[Dorothy Broocke]. Personaje de la novela Middlemarch (v.) de George Eliot (1819-1880). Es una muchacha a cuyo espíritu no basta el mundo provinciano en que vive y que no sabe comprenderla.
En la continua lucha que sostiene para salir del angustioso cerco de las benévolas pero obtusas personas que la rodean, y en su ansiosa aspiración de crearse un objetivo más alto que los que ofrece el ambiente inmediato, Dorotea se exalta, pierde la serenidad y acaba cifrando sus ideales en el primer ser más o menos aceptable que se le presenta: el pedante y árido Mr. Casaubon (v.).
Nacida para ser una Antígona (v.), Dorotea cree haber roto el embrujo de su ambiente, y no se da cuenta de que ha sustituido la realidad por una imagen creada por su ardiente fantasía; de ahí una situación cuya patética ironía guarda cierta semejanza con la del Tío Vania (v.) de Chejov. Mister Casaubon no escribirá jamás la obra que Dorotea espera de él y que debe poner su ciencia al servicio del mundo: la gran obra de Mr. Casaubon no era más que el lamentable intento de un pedante que se afanaba en conservar su reputación de gran talento, de la que él mismo íntimamente dudaba.
Pero ésta no es la peor desilusión que Casaubon reserva a Dorotea: incapaz de comprender la grandeza de alma de ésta, no se le ocurre otra cosa que buscar los medios para precaverse contra sus posibles intenciones de contraer un segundo matrimonio, y las precauciones que toma para evitarlo destruyen en aquélla los lazos que hubiera podido conservar con la memoria de su marido. El magnánimo temperamento de Dorotea, en quien Eliot se ha retratado en gran parte a sí misma, tiene, desde el punto de vista artístico, un solo defecto: deja demasiado al descubierto la moraleja que la autora pretende sacar de su relato.
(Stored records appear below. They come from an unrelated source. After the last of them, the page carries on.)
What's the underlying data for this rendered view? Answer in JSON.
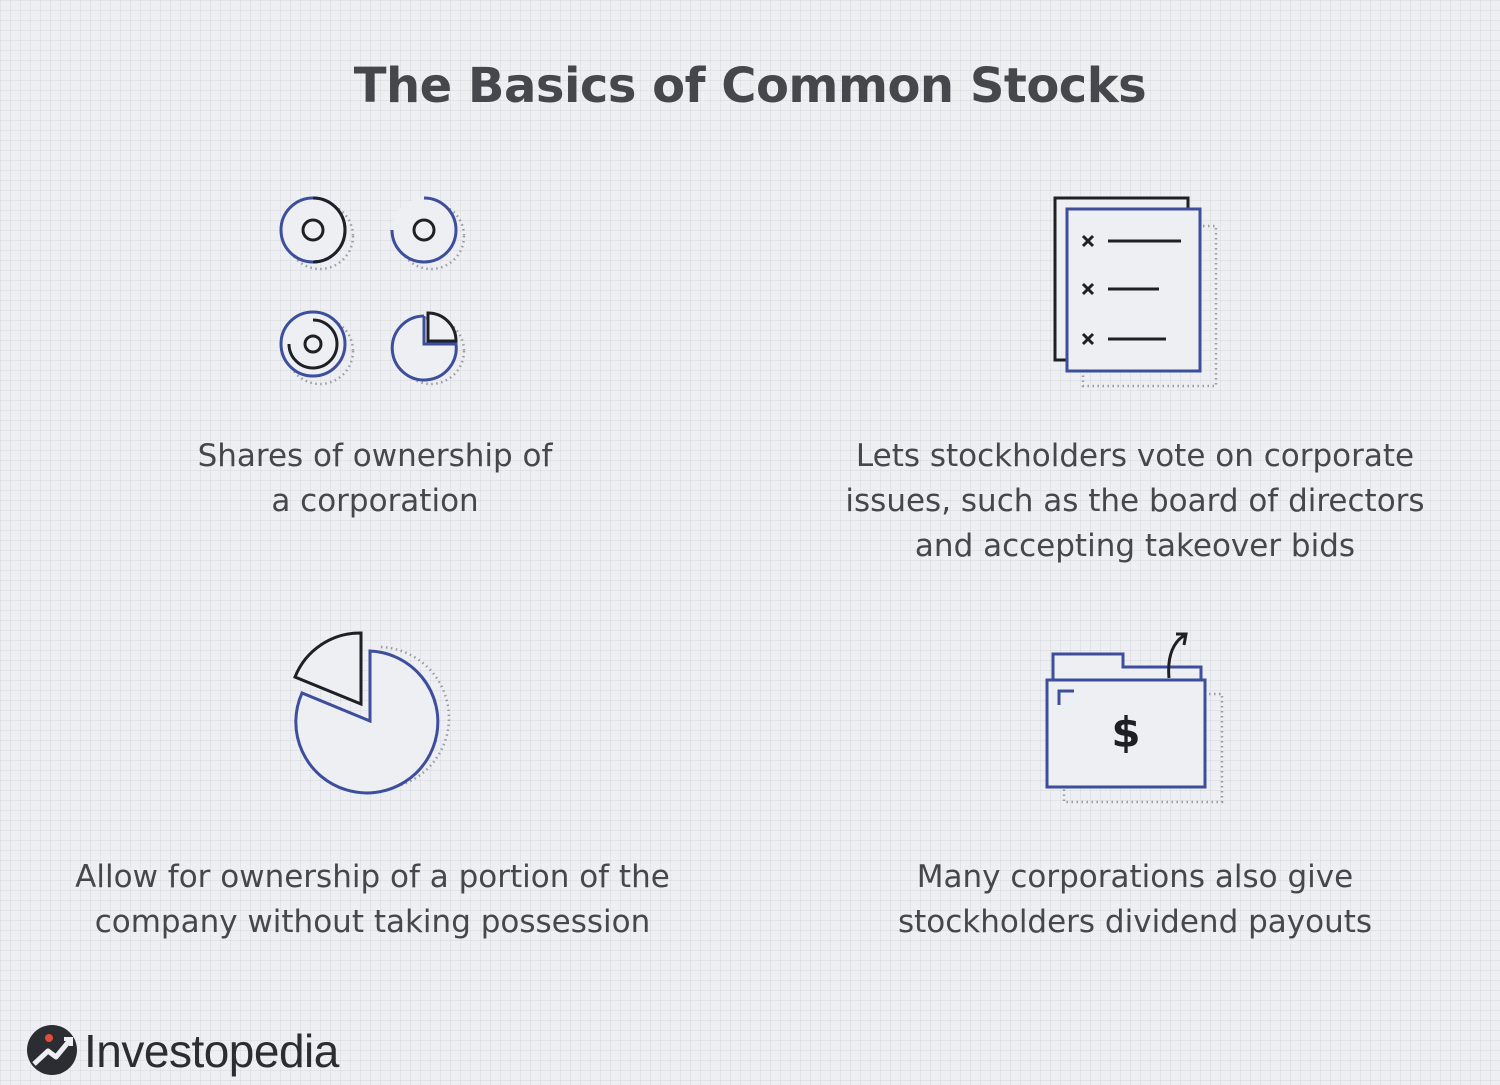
{
  "title": "The Basics of Common Stocks",
  "items": [
    {
      "icon": "share-circles-icon",
      "caption": "Shares of ownership of\na corporation"
    },
    {
      "icon": "ballot-checklist-icon",
      "caption": "Lets stockholders vote on corporate\nissues, such as the board of directors\nand accepting takeover bids"
    },
    {
      "icon": "pie-chart-portion-icon",
      "caption": "Allow for ownership of a portion of the\ncompany without taking possession"
    },
    {
      "icon": "dividend-folder-icon",
      "caption": "Many corporations also give\nstockholders dividend payouts"
    }
  ],
  "brand": {
    "name": "Investopedia",
    "blue": "#3d4e9c",
    "dark": "#2b2d33",
    "red": "#e24c3b"
  }
}
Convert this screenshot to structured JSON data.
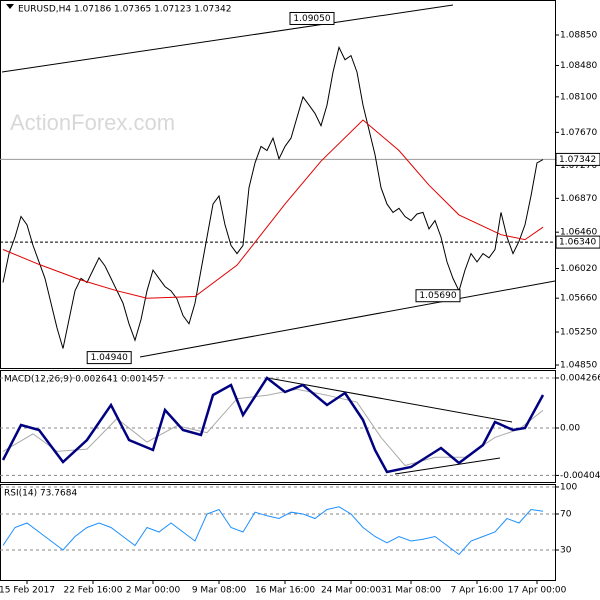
{
  "watermark": "ActionForex.com",
  "chart_data": [
    {
      "type": "line",
      "title": "EURUSD,H4  1.07186 1.07365 1.07123 1.07342",
      "xlim": [
        -0.5,
        92
      ],
      "ylim": [
        1.04814,
        1.09274
      ],
      "yticks": [
        {
          "value": 1.0885,
          "label": "1.08850"
        },
        {
          "value": 1.0848,
          "label": "1.08480"
        },
        {
          "value": 1.081,
          "label": "1.08100"
        },
        {
          "value": 1.0767,
          "label": "1.07670"
        },
        {
          "value": 1.0727,
          "label": "1.07270"
        },
        {
          "value": 1.0687,
          "label": "1.06870"
        },
        {
          "value": 1.0646,
          "label": "1.06460"
        },
        {
          "value": 1.0602,
          "label": "1.06020"
        },
        {
          "value": 1.0566,
          "label": "1.05660"
        },
        {
          "value": 1.0525,
          "label": "1.05250"
        },
        {
          "value": 1.0485,
          "label": "1.04850"
        }
      ],
      "x": [
        0,
        1,
        2,
        3,
        4,
        5,
        6,
        7,
        8,
        9,
        10,
        11,
        12,
        13,
        14,
        15,
        16,
        17,
        18,
        19,
        20,
        21,
        22,
        23,
        24,
        25,
        26,
        27,
        28,
        29,
        30,
        31,
        32,
        33,
        34,
        35,
        36,
        37,
        38,
        39,
        40,
        41,
        42,
        43,
        44,
        45,
        46,
        47,
        48,
        49,
        50,
        51,
        52,
        53,
        54,
        55,
        56,
        57,
        58,
        59,
        60,
        61,
        62,
        63,
        64,
        65,
        66,
        67,
        68,
        69,
        70,
        71,
        72,
        73,
        74,
        75,
        76,
        77,
        78,
        79,
        80,
        81,
        82,
        83,
        84,
        85,
        86,
        87,
        88,
        89,
        90
      ],
      "series": [
        {
          "color": "#000000",
          "values": [
            1.0585,
            1.062,
            1.064,
            1.0665,
            1.0655,
            1.063,
            1.061,
            1.059,
            1.056,
            1.053,
            1.0505,
            1.054,
            1.0575,
            1.059,
            1.0585,
            1.06,
            1.0615,
            1.0605,
            1.059,
            1.0575,
            1.056,
            1.0535,
            1.0515,
            1.054,
            1.0575,
            1.06,
            1.059,
            1.058,
            1.0575,
            1.0565,
            1.0545,
            1.0535,
            1.056,
            1.06,
            1.064,
            1.068,
            1.069,
            1.0655,
            1.063,
            1.062,
            1.063,
            1.07,
            1.073,
            1.075,
            1.0745,
            1.076,
            1.0735,
            1.075,
            1.076,
            1.0785,
            1.081,
            1.08,
            1.079,
            1.0775,
            1.08,
            1.084,
            1.087,
            1.0855,
            1.086,
            1.084,
            1.08,
            1.077,
            1.074,
            1.07,
            1.068,
            1.067,
            1.0675,
            1.0665,
            1.066,
            1.0668,
            1.067,
            1.065,
            1.066,
            1.064,
            1.061,
            1.059,
            1.0575,
            1.06,
            1.062,
            1.061,
            1.062,
            1.0615,
            1.0625,
            1.067,
            1.064,
            1.062,
            1.0635,
            1.0655,
            1.069,
            1.073,
            1.0734
          ]
        },
        {
          "color": "#e00000",
          "x": [
            0,
            6,
            13,
            19,
            24,
            32,
            39,
            47,
            53,
            60,
            66,
            71,
            76,
            83,
            87,
            90
          ],
          "values": [
            1.0625,
            1.0607,
            1.0588,
            1.0575,
            1.0566,
            1.0568,
            1.0606,
            1.068,
            1.0732,
            1.0782,
            1.0745,
            1.0703,
            1.0667,
            1.0643,
            1.0637,
            1.0652
          ]
        }
      ],
      "levels": [
        {
          "value": 1.07342,
          "label": "1.07342",
          "style": "solid"
        },
        {
          "value": 1.0634,
          "label": "1.06340",
          "style": "dashed"
        }
      ],
      "annotations": [
        {
          "x": 51.5,
          "value": 1.0905,
          "label": "1.09050"
        },
        {
          "x": 72.5,
          "value": 1.0569,
          "label": "1.05690"
        },
        {
          "x": 17.7,
          "value": 1.0494,
          "label": "1.04940"
        }
      ]
    },
    {
      "type": "line",
      "title": "MACD(12,26,9) 0.002641 0.001457",
      "xlim": [
        -0.5,
        92
      ],
      "ylim": [
        -0.004607,
        0.004949
      ],
      "yticks": [
        0.004266,
        {
          "value": 0,
          "label": "0.00"
        },
        -0.004045
      ],
      "dashed_ticks": true,
      "series": [
        {
          "color": "#aaaaaa",
          "x": [
            0,
            5,
            9,
            14,
            19,
            24,
            29,
            34,
            39,
            44,
            49,
            54,
            59,
            63,
            67,
            72,
            77,
            82,
            86,
            90
          ],
          "values": [
            -0.002,
            -0.0005,
            -0.002,
            -0.0018,
            0.0008,
            -0.0012,
            0.0002,
            -0.0004,
            0.0025,
            0.0028,
            0.0033,
            0.0028,
            0.0022,
            -0.0008,
            -0.0032,
            -0.0025,
            -0.0025,
            -0.0008,
            -0.0001,
            0.0015
          ]
        },
        {
          "color": "#000080",
          "width": 2.5,
          "x": [
            0,
            3,
            6,
            10,
            14,
            18,
            21,
            25,
            27,
            30,
            33,
            35,
            38,
            40,
            44,
            47,
            50,
            54,
            57,
            60,
            62,
            64,
            68,
            73,
            76,
            80,
            82,
            85,
            87,
            90
          ],
          "values": [
            -0.00273,
            0.00026,
            -0.00017,
            -0.0029,
            -0.00102,
            0.00196,
            -0.00102,
            -0.00188,
            0.00154,
            -0.00017,
            -0.0006,
            0.00282,
            0.00367,
            0.00111,
            0.00427,
            0.00307,
            0.00367,
            0.00196,
            0.00299,
            0.00068,
            -0.00188,
            -0.00375,
            -0.00333,
            -0.00171,
            -0.00299,
            -0.00145,
            0.00051,
            -0.00017,
            0,
            0.00282
          ]
        }
      ]
    },
    {
      "type": "line",
      "title": "RSI(14) 73.7684",
      "xlim": [
        -0.5,
        92
      ],
      "ylim": [
        -3.3,
        103.3
      ],
      "yticks": [
        100,
        70,
        30
      ],
      "dashed_ticks": true,
      "xticks": [
        {
          "value": 4,
          "label": "15 Feb 2017"
        },
        {
          "value": 15,
          "label": "22 Feb 16:00"
        },
        {
          "value": 25,
          "label": "2 Mar 00:00"
        },
        {
          "value": 36,
          "label": "9 Mar 08:00"
        },
        {
          "value": 47,
          "label": "16 Mar 16:00"
        },
        {
          "value": 58,
          "label": "24 Mar 00:00"
        },
        {
          "value": 68,
          "label": "31 Mar 08:00"
        },
        {
          "value": 79,
          "label": "7 Apr 16:00"
        },
        {
          "value": 89,
          "label": "17 Apr 00:00"
        }
      ],
      "series": [
        {
          "color": "#1e90ff",
          "x": [
            0,
            2,
            4,
            6,
            8,
            10,
            12,
            14,
            16,
            18,
            20,
            22,
            24,
            26,
            28,
            30,
            32,
            34,
            36,
            38,
            40,
            42,
            44,
            46,
            48,
            50,
            52,
            54,
            56,
            58,
            60,
            62,
            64,
            66,
            68,
            70,
            72,
            74,
            76,
            78,
            80,
            82,
            84,
            86,
            88,
            90
          ],
          "values": [
            35,
            55,
            60,
            50,
            40,
            30,
            45,
            55,
            60,
            55,
            45,
            35,
            55,
            50,
            60,
            50,
            40,
            70,
            75,
            55,
            50,
            72,
            68,
            65,
            72,
            70,
            65,
            75,
            78,
            70,
            55,
            45,
            38,
            45,
            40,
            42,
            45,
            35,
            25,
            40,
            45,
            50,
            65,
            60,
            75,
            73
          ]
        }
      ]
    }
  ]
}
Hela aquí: aquella generosa mujer empieza, por un impulso de devoción intelectual, casándose con un viejo pedante a quien cree un genio, y luego, unos meses después de muerto éste, contrae segundas nupcias con un joven calavera, ofendiendo las convenciones sociales y justificando «a posteriori» las sospechas de su celoso primer marido; las más generosas intenciones, cuando no se reducen a la medida de la realidad, engendran funestas consecuencias; por lo cual nuestras acciones deben someterse a un riguroso racionalismo, y tenemos que procurar no dejarnos llevar jamás por la imaginación, ya que la única virtud segura es la que se contenta con los deberes que tiene ante sí, por humildes que sean, y no va en busca de otros más difíciles y grandiosos: el valor de los deberes, en realidad, depende de la abnegación y del contento con que se aceptan y con que se cumplen. Ésta es la lección que se desprende de los errores de la magnánima Dorotea.